Electronic medical records upgrade boosts speed and efficiency

Electronic medical records upgrade boosts speed and efficiency

The new Progress Note upgrade to the PowerChart electronic medical record software is a significant step forward in digital medicine, helping providers to write and share notes faster and more efficiently.

Christiana Care’s rollout of the new system was fast and efficient, too. It was achieved on a super-accelerated timeline of less than five months.

“The goal is to spend less time gathering information and copying it to paper and more time managing the patient.”

The system went live at 5 a.m. on May 18, with system-wide electronic Progress Notes and Computerized Provider Order Entry (CPOE) in Pediatrics, with the exception of the Neonatal Intensive Care Unit.

By 3 p.m. that day, there were more than 1,000 electronic notes created by credentialed providers, with 162 unique note signers. Dragon voice recognition software allow users to dictate notes.

“In first two weeks, more than 700 users created more than 15,000 notes,” said Greta Ehrhart, project manager, Information Technology.

Timothy Shiuh, M.D.

Initial concerns from some physicians that electronic progress notes would take longer to enter than a handwritten note quickly eased as providers realized some of the efficiencies gained and the improved quality of the notes, said Timothy Shiuh, M.D., who functioned as a bridge between the technical and clinical teams.

“There’s no running around trying to find charts and information,” said Dr. Shiuh, an Emergency Medicine physician. “All the information a doctor needs to take care of the patient is in one, streamlined view.”

Progress Notes is another milestone on a continuum. Advances in 2014 include electronic medication reconciliation for Labor and Delivery, Antenatal and Postpartum, electronic nursing documentation across Emergency Medicine and a portal for inpatients.

“This was a monumental undertaking because Progress Notes touches everybody,” said Terri Steinberg, M.D., MBA, chief medical information officer. “An important component of our success was the leadership of department chairs and the Medical/Dental Staff, who helped to build confidence in the process.”

Doctors had significant input into the Progress Notes initiative. Dr. Shiuh gathered ideas from colleagues throughout Christiana Care and translated their insights into system requirements.

“We reached out to all the various specialties to learn their needs for progress notes and develop efficiencies that would support their workflow,” he said.

Residents who trained as super users also donned green vests and joined the IT staff in helping doctors and other providers as the system was launched.

Jamie Gellock, M.D., a Family Medicine resident, worked the overnight shift the first week after the system went live.

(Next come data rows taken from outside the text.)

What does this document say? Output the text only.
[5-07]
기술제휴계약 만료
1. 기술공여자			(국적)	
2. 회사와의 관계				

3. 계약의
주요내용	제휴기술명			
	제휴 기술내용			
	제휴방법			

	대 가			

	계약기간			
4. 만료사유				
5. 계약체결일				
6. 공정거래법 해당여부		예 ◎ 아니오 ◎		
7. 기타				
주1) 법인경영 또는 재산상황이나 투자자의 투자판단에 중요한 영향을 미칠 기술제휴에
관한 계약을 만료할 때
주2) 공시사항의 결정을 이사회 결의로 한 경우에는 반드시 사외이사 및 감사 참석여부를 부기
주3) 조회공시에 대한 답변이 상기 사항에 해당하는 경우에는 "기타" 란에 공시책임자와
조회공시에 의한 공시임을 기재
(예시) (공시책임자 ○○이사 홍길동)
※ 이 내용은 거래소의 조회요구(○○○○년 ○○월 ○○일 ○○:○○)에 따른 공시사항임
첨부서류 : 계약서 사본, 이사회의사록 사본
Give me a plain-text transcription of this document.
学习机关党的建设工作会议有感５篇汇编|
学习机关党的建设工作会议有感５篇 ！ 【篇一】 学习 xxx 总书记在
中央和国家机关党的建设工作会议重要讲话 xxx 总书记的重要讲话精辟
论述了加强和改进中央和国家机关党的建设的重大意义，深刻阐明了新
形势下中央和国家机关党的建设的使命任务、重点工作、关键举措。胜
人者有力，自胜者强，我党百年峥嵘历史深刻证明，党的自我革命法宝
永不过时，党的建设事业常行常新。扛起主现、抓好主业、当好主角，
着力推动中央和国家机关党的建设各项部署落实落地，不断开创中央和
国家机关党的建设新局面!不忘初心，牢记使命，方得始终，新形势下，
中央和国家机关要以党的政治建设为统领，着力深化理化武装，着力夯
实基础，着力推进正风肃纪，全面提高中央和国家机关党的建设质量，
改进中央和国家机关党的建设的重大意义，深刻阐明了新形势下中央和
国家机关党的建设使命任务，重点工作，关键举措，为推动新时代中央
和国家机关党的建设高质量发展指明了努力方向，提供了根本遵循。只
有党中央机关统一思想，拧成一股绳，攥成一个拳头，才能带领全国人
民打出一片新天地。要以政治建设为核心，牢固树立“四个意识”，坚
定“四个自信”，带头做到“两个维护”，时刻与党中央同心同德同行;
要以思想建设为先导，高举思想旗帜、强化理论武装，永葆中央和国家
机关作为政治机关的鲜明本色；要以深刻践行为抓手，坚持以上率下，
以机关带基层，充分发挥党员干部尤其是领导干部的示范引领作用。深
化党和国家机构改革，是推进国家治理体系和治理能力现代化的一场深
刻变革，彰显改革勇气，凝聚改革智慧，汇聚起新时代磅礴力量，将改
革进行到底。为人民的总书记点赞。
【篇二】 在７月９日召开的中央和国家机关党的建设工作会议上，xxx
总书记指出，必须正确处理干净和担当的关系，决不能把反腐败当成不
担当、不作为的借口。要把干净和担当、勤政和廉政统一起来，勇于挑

“I worked with some surgical residents, and it was nice for them to see a colleague and friend,” she recalled. “The next day I saw them they were already savvy.”

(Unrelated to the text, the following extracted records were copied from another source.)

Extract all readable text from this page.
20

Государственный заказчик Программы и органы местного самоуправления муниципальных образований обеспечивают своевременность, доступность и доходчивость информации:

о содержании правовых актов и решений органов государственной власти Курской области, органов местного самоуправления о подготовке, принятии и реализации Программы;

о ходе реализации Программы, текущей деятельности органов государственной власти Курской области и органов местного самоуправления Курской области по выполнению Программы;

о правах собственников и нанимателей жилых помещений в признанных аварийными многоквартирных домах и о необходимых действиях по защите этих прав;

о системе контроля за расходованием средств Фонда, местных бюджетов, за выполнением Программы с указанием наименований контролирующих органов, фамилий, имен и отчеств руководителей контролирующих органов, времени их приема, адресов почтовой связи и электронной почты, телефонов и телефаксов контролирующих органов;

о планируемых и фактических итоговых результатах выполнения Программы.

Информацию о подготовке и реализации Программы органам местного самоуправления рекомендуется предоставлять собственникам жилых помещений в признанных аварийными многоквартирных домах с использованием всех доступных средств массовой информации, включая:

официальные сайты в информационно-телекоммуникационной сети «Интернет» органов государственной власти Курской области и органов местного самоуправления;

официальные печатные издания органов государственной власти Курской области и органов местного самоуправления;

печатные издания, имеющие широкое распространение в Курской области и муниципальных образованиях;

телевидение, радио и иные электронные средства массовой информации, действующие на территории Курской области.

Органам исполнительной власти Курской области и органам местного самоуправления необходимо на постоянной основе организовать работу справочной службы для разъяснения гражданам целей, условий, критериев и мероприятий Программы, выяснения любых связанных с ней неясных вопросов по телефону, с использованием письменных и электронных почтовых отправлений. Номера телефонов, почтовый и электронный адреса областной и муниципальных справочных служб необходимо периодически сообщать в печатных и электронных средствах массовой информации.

In surgical critical care, information gathering that would normally take a half an hour per patient was reduced to a few clicks, thanks to a dynamic document template that populates information automatically to make the work flow more efficient.

“The goal is to spend less time gathering information and copying it to paper and more time managing the patient,” Dr. Shiuh said.

The initiative to fast track the rollout was spearheaded by Janice Nevin, M.D., MPH, chief medical officer.

With the new electronic format, Christiana Care gains consistent date, time and signature stamps, in compliance with government regulations.

Providers also can expect a robust support model after the command center closes.

“The goal is to create a process in which the physicians get help very quickly,” Dr. Shiuh said.

The system will continue to evolve over time to meet the needs of users. For example, additional templates for exams and bedside procedures are being developed. Users also can develop their own Dragon commands.

“This is a work in progress and we will continue to meet with clinicians to make the product better and more efficient,” Dr. Shiuh said.